Has this ever happened to you? You start with a minor project, almost a throw-a-way, that you think will take an hour at most, and it GROWS and GROWS and GROWS completely out of proportion? Like this font size? Well, has it?
It's happened to me. I had a perfect little culvert ready to install in the foam. Just need to carve a little here. Y'know, since I'm carving, why not carve a little more, and I can add some wing walls. Wow, I think this needs a sluice. And a holding pool. Every new feature was an improvement, but its location on the board will make it hard to see. I kept trying to stop, "This is enough," or "You're wasting your time." But I couldn't, I just couldn't. But I'm getting closer. So let me bring you up to date on the culvert.
First, this is the knife I am doing all the foam cutting with.
Here you can see the procedure I forgot to take a picture of in the last installment.
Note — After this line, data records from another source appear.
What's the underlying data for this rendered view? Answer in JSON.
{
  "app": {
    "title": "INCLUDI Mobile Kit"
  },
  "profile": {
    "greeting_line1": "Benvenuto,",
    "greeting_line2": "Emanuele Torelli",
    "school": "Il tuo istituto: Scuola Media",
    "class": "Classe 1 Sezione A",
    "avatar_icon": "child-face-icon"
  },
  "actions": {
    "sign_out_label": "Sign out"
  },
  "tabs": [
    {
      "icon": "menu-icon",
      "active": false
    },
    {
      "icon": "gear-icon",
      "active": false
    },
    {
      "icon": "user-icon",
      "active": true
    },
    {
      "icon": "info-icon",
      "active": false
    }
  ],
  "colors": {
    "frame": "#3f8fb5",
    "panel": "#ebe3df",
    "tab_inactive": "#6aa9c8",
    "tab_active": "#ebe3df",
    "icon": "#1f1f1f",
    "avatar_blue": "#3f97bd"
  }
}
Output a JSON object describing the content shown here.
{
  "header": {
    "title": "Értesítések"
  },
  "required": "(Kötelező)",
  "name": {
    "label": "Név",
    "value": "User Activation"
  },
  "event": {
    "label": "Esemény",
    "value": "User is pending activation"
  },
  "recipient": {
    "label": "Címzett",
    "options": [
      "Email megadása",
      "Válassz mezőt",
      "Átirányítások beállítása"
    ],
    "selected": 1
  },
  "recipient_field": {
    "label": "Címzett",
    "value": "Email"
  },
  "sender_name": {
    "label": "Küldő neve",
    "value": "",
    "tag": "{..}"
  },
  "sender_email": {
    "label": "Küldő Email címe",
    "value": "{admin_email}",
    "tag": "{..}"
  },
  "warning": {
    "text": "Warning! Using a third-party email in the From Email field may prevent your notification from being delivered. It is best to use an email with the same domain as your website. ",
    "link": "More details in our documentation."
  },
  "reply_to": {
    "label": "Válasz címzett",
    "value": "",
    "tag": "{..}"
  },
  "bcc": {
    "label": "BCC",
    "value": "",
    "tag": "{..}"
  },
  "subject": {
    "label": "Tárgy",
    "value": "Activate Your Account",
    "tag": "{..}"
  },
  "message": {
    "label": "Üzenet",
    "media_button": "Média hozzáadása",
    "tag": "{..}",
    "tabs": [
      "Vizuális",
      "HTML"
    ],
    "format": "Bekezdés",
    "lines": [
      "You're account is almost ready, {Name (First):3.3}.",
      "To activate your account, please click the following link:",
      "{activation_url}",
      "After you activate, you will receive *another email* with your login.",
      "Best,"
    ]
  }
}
This is going to be a shallow ford, so I used 1/2" foam core instead of 1/4". Where the channel narrows and turns left, is where the culvert will be.
Here it is after two days. The original model was simply the face with the semi-circle, and the top cap. I had carved out for it in the foam, and planned to carve the adjoining foam to look like rock faces. Instead, I made the long and short wing walls (just the upper part).I used the remaining stone cap and some styrene strip to cap them both. Using more styrene, I made the step ledges, then added the lower walls underneath. After that came the stonework inside the arch, the angled runway, and the bottom stonework. At some point during all this, the corner stones with the beveled tops appeared, as well as the plain styrene sheet on the very bottom.
At this point the plan was to have the foam rocks right against the outside of the wing walls. However, if I held the rock walls back, I could detail the outsides of the wings. Here also the plan was to have the bottom curved styrene sit flat on the foam, and carve the creek channel away from it. I would cover the styrene with sand and small stones.
To protect the top of the culvert, I fitted a piece of Plastruct's Polished Stone to it.
Gotta have bars. These are 3/64" brass rod.
I had the Polished Stone out anyway, why not use a little more? I covered the bottom styrene sheet, put some spacer strips underneath, and attached a piece that would be the creek bed.
Another view of the top. The rear edge of the stone would sit next to the wall.
Okay, every time I made an addition, I had to carve out more foam so it would fit. At this point, the culvert was a hair thicker than the 2" of pink foam, so I cut all the way through, put a piece of 1" Styrofoam underneath, then carved another 1/2" into it. Now my terrain boards are 3" thick, which really doesn't bother me too much. It adds a lot of stiffness (flatness), plus gives me more lee-way in my carving. Speaking of carving, my attempts to carve and fit rock faces into the spaces here in place were becoming very frustrating. Alright, I would remove the culvert, carve and add the rocks to it at the bench, cut out a bigger hole for it in the boards, then fill in with Sculptamold around the whole she-bang. Which is what I started to do................when I remembered those Woodland Scenics rubber rock-molds I had stashed.
New Plan! The molds were designed with plaster in mind, but I had a little resin left from the buttress project that I knew would be going bad soon, so I mixed it up and poured it in. This left me with plenty of rocks to play around with. I came up with the arrangement you see in the next couple of pictures.
Next I used Woodland Scenics Flex Paste and Foam Putty to fill in the gaps between the rocks. I finished the first coat late last night, and left them to dry. Left them to dry? Geez, where have I heard that before?